TRIBUNAL CANTONAL

COUR DE DROIT ADMINISTRATIF ET PUBLIC

 

Arrêt du 23 mars 2023  

Composition

M. Alex Dépraz, président; M. André Jomini et M. Alain Thévenaz, juges; M. Quentin Ambrosini, greffier.

 

Recourant

 

 A.________ à ********

  

Autorité intimée

 

Service de la population (SPOP), à Lausanne.   

  

 

Objet

Renvoi

 

Recours A.________ c/ décision du Service de la population (SPOP) du 8 février 2023 prononçant son renvoi de Suisse (art. 64 LEI) et lui impartissant un délai au 28 février 2023 pour quitter la Suisse

 

Vu les faits suivants:

A.                     Ressortissant portugais né le ******** 1965, A.________  (ci-après aussi: l'intéressé) est entré en Suisse en 2006 et a été mis au bénéfice d'une autorisation de séjour. Il a annoncé son départ pour le Portugal en 2012 puis a annoncé son retour en Suisse au début du mois de janvier 2015 sans toutefois régulariser sa situation.

Depuis le 5 septembre 2022, l'intéressé bénéficie des prestations d'aide d'urgence. Il est par ailleurs suivi sur le plan médical en Suisse pour un problème cardiaque.

B.                     Par courrier du 25 janvier 2023, le Service de la population (SPOP), par son unité Départs et mesures, a informé l'intéressé qu'il avait l'intention de prononcer son renvoi de Suisse en application de la législation fédérale sur les étrangers et l'intégration. L'autorité a relevé à ce propos que A.________ séjournait illégalement sur le territoire helvétique et qu'il devait recourir aux prestations d'aide d'urgence. Un délai de cinq jours ouvrables lui a été imparti pour faire part de ses observations sur ce qui précède.
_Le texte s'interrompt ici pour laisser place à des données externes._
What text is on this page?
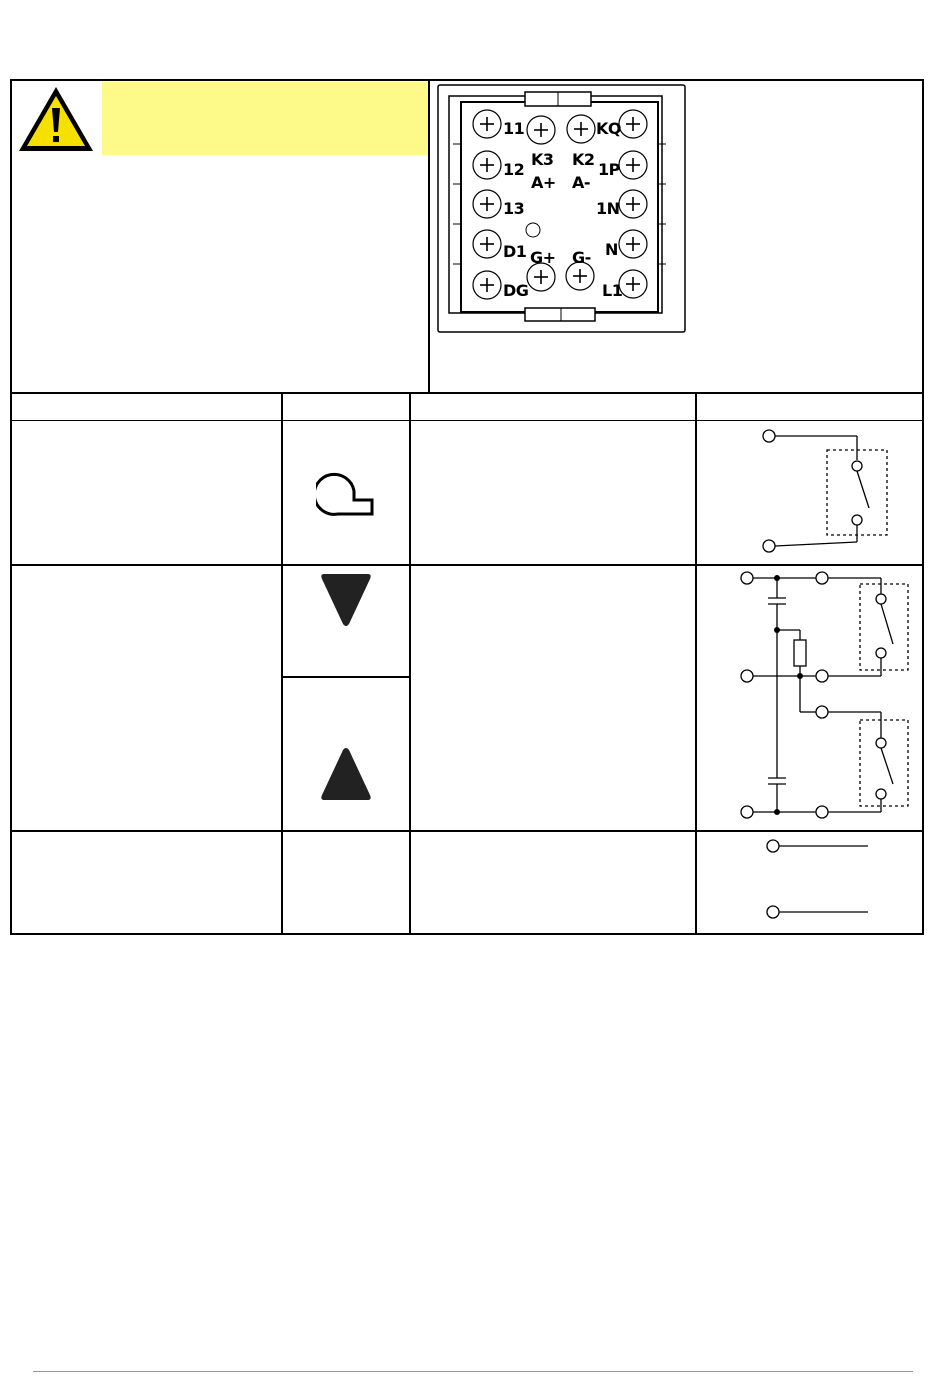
11
12
13
D1
DG
K3
A+
K2
A-
KQ
1P
1N
N
L1
G+ G-
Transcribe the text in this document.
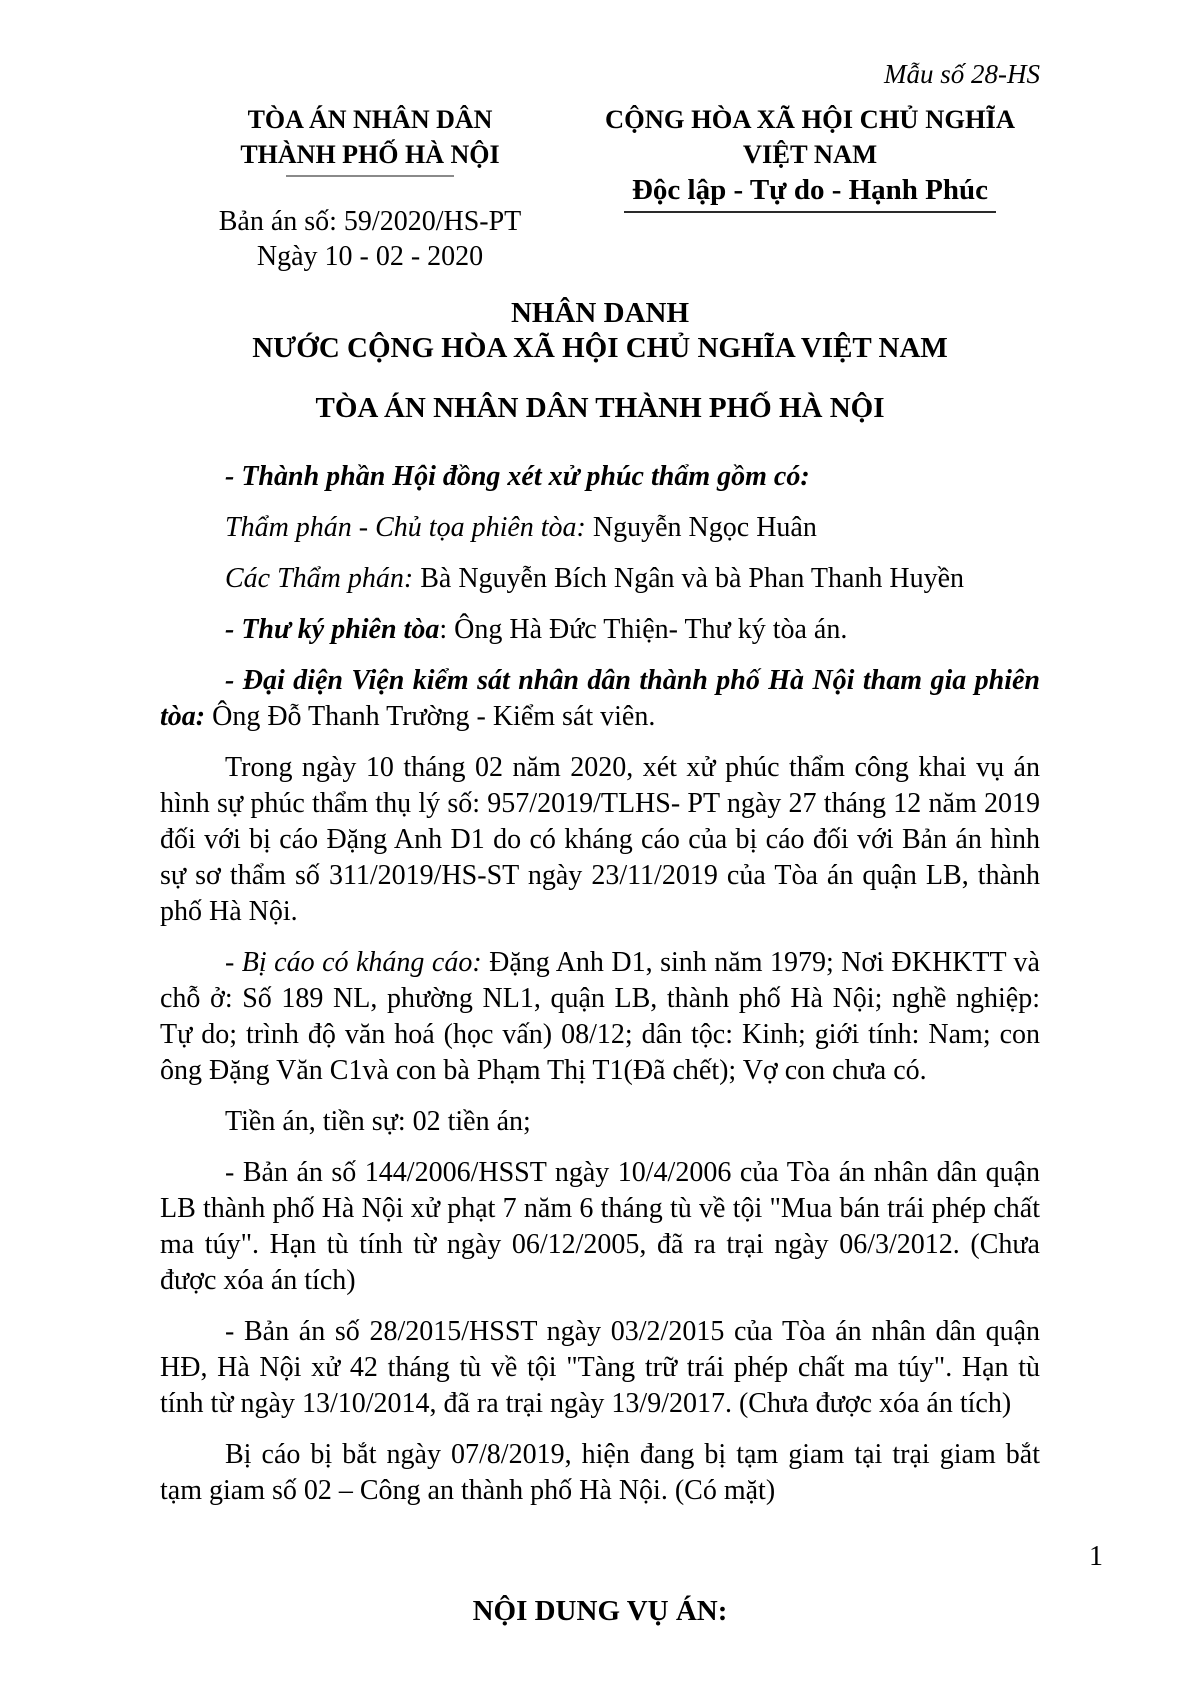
Mẫu số 28-HS
TÒA ÁN NHÂN DÂN
THÀNH PHỐ HÀ NỘI
Bản án số: 59/2020/HS-PT
Ngày 10 - 02 - 2020
CỘNG HÒA XÃ HỘI CHỦ NGHĨA VIỆT NAM
Độc lập - Tự do - Hạnh Phúc
NHÂN DANH
NƯỚC CỘNG HÒA XÃ HỘI CHỦ NGHĨA VIỆT NAM
TÒA ÁN NHÂN DÂN THÀNH PHỐ HÀ NỘI

- Thành phần Hội đồng xét xử phúc thẩm gồm có:

Thẩm phán - Chủ tọa phiên tòa: Nguyễn Ngọc Huân

Các Thẩm phán: Bà Nguyễn Bích Ngân và bà Phan Thanh Huyền

- Thư ký phiên tòa: Ông Hà Đức Thiện- Thư ký tòa án.

- Đại diện Viện kiểm sát nhân dân thành phố Hà Nội tham gia phiên tòa: Ông Đỗ Thanh Trường - Kiểm sát viên.

Trong ngày 10 tháng 02 năm 2020, xét xử phúc thẩm công khai vụ án hình sự phúc thẩm thụ lý số: 957/2019/TLHS- PT ngày 27 tháng 12 năm 2019 đối với bị cáo Đặng Anh D1 do có kháng cáo của bị cáo đối với Bản án hình sự sơ thẩm số 311/2019/HS-ST ngày 23/11/2019 của Tòa án quận LB, thành phố Hà Nội.

- Bị cáo có kháng cáo: Đặng Anh D1, sinh năm 1979; Nơi ĐKHKTT và chỗ ở: Số 189 NL, phường NL1, quận LB, thành phố Hà Nội; nghề nghiệp: Tự do; trình độ văn hoá (học vấn) 08/12; dân tộc: Kinh; giới tính: Nam; con ông Đặng Văn C1và con bà Phạm Thị T1(Đã chết); Vợ con chưa có.

Tiền án, tiền sự: 02 tiền án;

- Bản án số 144/2006/HSST ngày 10/4/2006 của Tòa án nhân dân quận LB thành phố Hà Nội xử phạt 7 năm 6 tháng tù về tội "Mua bán trái phép chất ma túy". Hạn tù tính từ ngày 06/12/2005, đã ra trại ngày 06/3/2012. (Chưa được xóa án tích)

- Bản án số 28/2015/HSST ngày 03/2/2015 của Tòa án nhân dân quận HĐ, Hà Nội xử 42 tháng tù về tội "Tàng trữ trái phép chất ma túy". Hạn tù tính từ ngày 13/10/2014, đã ra trại ngày 13/9/2017. (Chưa được xóa án tích)

Bị cáo bị bắt ngày 07/8/2019, hiện đang bị tạm giam tại trại giam bắt tạm giam số 02 – Công an thành phố Hà Nội. (Có mặt)

NỘI DUNG VỤ ÁN:

1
A.________ ne s'est pas déterminé sur le courrier précité.

Par décision du 8 février 2023, le SPOP a prononcé le renvoi de Suisse de A.________. Il a retenu deux motifs de renvoi, savoir, d'une part, que l'intéressé ne disposait pas d'une autorisation alors qu'il y était tenu dès lors qu'il avait séjourné plus de trois mois en Suisse sur une période de six mois, et, d'autre part, qu'il ne disposait pas de moyens financiers suffisants pour la durée de son séjour.

Cette décision a été notifiée le jour même selon signature de son destinataire.

C.                     Le 14 février 2023, A.________ a saisi la Cour de droit administratif et public (CDAP) du Tribunal cantonal d'un recours à l'encontre de la décision précitée, demandant qu'il soit renoncé au renvoi tant que son médecin atteste qu'il n'est pas en mesure de voyager. Le recourant a également sollicité la restitution de l'effet suspensif, "dans l'attente de la décision du SPOP par rapport à [s]a demande de permis humanitaire". Il expose la situation de la manière suivante:

"[...]

Je vous présente d'abord les faits :

Je vis en Suisse depuis 2006 et y ai travaillé de manière régulière jusqu'en 2016. Suite à un licenciement et à une séparation, j'ai plongé à tous les niveaux et me trouve actuellement dans une grande précarité, vivant de l'aide d'urgence, et ayant de graves problèmes de santé.

[...]

Voici les motifs de mon recours :

En raison de mes graves problèmes de santé, je vais très prochainement déposer une demande de permis humanitaire en vertu de l'art. 20 OLCP. Par ailleurs, mon médecin atteste qu'en raison de mon état de santé défaillant, je ne suis pas en état de voyager au Portugal.

Par conséquent, je vous demande de bien vouloir [...] me permettre de rester en Suisse jusqu'à décision sur ma demande de permis de séjour."  

Le recourant a notamment produit une attestation médicale établie le 14 février 2023 par B.________, médecin assistant au sein d'********, dont on extrait ce qui suit:

"[...] [le recourant] souffre actuellement d'une cardiopathie sévère (insuffisance cardiaque à FEVG sévèrement diminuée (HFrEF) d'étiologie encore indéterminée), en cours d'investigation en cardiologie du CHUV.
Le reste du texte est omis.